So just what does it mean to be a man in the modern world? Get comfy…

You Are Your Habits

Life is a series of small habits that add up to who we are. What we do and how we do it. The way we eat. The way we shake hands. The way we behave when we meet a beautiful woman. How we choose to spend our free time. The way we act in public, and the way we act when no one’s watching.

All of these habits, put together, are you. They’re me. They make us leaders or lovers or loners.

Habits make the man.
Read the whole post.

Here is part two - this seems to be an ongoing series, so subscribe to his RSS feed to see future posts.

The Three Elements of Manhood (The New Man Manifesto, Part 2)

by Michael on March 7, 2012

Not a fortune; a statement of fact.

In the first part of The New Man Manifesto, we discussed the most basic building block of manliness: habits. Your habits define who you are, and if you don’t like who you are or the life you’re living, changing it is best done one habit at a time.

But what are the habits that set you apart as a great man, or at least a good man?

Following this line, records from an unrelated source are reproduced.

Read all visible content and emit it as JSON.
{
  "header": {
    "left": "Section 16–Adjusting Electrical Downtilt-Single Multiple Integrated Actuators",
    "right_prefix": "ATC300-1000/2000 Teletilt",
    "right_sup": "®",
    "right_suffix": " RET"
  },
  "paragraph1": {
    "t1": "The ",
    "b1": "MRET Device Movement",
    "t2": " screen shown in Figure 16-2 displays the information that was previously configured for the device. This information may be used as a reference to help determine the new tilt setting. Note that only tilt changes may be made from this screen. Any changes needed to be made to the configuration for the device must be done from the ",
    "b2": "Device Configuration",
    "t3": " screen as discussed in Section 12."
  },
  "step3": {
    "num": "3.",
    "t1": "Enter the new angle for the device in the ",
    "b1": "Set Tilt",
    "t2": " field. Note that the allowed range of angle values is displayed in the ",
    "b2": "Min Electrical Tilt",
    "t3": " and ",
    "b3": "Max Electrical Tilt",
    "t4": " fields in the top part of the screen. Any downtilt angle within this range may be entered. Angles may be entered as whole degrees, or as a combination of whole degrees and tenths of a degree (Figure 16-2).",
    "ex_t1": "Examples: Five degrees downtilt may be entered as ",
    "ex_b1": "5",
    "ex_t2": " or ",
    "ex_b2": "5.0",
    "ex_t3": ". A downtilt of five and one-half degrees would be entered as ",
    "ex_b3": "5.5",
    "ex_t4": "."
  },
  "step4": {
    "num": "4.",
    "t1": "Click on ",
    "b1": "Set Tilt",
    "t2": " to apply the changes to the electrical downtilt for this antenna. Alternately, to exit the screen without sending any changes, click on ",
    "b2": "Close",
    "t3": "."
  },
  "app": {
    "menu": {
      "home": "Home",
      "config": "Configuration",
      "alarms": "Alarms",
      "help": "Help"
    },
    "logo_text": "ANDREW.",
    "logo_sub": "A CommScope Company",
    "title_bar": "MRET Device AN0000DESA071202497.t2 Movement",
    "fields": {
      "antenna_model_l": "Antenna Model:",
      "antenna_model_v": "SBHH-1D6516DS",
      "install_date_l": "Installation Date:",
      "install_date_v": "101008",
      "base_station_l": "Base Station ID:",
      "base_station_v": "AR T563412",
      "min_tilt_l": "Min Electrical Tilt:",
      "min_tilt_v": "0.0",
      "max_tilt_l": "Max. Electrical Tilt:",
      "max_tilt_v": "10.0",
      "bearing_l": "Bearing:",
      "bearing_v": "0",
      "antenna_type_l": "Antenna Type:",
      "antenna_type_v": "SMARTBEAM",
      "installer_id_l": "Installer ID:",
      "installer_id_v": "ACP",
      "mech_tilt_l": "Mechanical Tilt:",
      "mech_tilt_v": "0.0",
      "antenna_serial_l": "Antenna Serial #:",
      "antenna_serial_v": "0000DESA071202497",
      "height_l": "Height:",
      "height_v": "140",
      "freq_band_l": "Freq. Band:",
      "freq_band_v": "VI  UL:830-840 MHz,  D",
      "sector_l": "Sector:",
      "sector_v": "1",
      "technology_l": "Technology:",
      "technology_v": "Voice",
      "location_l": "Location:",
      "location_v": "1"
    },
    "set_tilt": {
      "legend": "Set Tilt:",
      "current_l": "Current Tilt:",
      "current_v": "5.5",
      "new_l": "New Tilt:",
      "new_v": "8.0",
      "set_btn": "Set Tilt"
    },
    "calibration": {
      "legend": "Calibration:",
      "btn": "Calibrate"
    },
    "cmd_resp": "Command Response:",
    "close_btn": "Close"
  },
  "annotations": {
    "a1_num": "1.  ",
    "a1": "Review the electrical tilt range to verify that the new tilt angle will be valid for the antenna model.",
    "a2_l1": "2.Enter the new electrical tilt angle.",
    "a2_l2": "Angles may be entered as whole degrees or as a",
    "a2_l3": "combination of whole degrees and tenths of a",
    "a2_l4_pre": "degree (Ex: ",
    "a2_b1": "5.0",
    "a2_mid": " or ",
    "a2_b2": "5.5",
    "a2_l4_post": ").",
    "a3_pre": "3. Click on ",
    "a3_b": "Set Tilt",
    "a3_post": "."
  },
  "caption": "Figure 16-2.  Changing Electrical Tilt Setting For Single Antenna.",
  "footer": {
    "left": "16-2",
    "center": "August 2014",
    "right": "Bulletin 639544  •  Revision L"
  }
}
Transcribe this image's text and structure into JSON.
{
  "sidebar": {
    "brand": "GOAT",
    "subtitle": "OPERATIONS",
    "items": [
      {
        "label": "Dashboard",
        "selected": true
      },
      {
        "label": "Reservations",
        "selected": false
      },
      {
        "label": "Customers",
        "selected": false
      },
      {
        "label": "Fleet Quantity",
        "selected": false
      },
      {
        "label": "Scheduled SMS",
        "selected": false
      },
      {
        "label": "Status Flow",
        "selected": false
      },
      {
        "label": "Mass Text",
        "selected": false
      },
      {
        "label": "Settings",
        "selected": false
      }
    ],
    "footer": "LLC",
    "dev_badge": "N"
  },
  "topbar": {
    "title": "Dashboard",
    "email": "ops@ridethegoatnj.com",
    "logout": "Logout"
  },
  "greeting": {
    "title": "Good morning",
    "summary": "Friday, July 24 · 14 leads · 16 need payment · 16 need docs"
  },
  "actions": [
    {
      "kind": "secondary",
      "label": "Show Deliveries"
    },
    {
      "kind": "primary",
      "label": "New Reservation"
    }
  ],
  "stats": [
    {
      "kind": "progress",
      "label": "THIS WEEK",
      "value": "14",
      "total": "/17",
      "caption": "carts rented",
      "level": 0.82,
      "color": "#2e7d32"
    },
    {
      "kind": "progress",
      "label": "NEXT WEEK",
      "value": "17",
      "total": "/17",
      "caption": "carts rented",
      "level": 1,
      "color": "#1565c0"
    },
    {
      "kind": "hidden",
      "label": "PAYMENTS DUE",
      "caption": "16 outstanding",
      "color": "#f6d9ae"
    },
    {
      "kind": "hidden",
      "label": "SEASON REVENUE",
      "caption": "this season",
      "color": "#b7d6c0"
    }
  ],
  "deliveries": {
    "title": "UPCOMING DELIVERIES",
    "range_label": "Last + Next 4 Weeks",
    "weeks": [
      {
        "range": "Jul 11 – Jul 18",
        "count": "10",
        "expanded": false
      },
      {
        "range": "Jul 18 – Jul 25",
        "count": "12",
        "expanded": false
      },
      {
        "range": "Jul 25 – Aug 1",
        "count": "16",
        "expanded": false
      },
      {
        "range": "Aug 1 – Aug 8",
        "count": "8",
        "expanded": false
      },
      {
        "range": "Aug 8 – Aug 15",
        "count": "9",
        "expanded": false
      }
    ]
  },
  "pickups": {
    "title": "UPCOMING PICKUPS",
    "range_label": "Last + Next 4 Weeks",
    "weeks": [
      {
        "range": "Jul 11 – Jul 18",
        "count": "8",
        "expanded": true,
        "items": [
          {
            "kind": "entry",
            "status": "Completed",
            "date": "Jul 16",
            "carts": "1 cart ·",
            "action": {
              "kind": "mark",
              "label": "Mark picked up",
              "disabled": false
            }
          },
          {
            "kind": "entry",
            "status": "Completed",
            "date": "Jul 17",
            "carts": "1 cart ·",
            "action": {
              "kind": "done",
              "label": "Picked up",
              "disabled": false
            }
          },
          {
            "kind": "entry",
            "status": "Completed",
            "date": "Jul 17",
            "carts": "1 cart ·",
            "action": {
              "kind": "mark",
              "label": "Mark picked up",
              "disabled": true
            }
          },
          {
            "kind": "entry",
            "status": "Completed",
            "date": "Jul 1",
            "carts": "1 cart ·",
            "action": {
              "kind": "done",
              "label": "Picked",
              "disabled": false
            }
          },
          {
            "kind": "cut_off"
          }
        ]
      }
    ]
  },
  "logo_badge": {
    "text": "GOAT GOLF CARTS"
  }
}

Most men’s magazines define manhood in materialistic terms: money, sex, power. However, chasing any of those as a “solution” is a fool’s game, and the news headlines are full of men who based their lives on the pursuit of one or more to the point where it cost them more than they gained. Money, sex and power do make for very easy articles to write, and a lot of guys are easily distracted by fancy cars or women in bikinis, so I understand why the “lad mags” promote them.

I tend to side with the philosophers, from Socrates to Richard Layard, who agree that beyond the necessities, owning things isn’t what makes people happy. Manhood, as much as we’d like it to be a goal-oriented achievement we can sketch out like a business plan, derives from within, much like happiness.

And success, as much as we’d like to define it as adulation and wealth, is probably more tied up in what we can do for others—how we use our gift. What we leave behind, not just after we’re dead, but after we’ve left the room. Success is how you feel about what you’ve just done, whether it’s an account-winning business presentation or saying “good morning” to your neighbor.

The other piece of the puzzle is the fact that we’ve got to deal with the customs and expectations of our society, as well as the realities of basic life. You’re expected to pull your weight in some way. You’re not awarded a woman as a birthright; you’re expected to attract one. Ideally you have a circle of male friends—of course, you can have female friends as well, but if you can’t make friends with other men, something’s out of whack.

The Three Elements

A “classic” successful man—one admired by other men and valued by women—can be deconstructed into three loosely defined elements:
  • Leadership
  • Relationships
  • Life Maintenance
Each of these elements overlaps the others, and if you excel in one you’re more likely to excel in the others as well. Each element encompasses a series of habits that you can adopt, change or drop. You don’t have to be an “alpha male” in any element to be happy or successful; you merely have to demonstrate that you have these elements within you.
Read the whole post.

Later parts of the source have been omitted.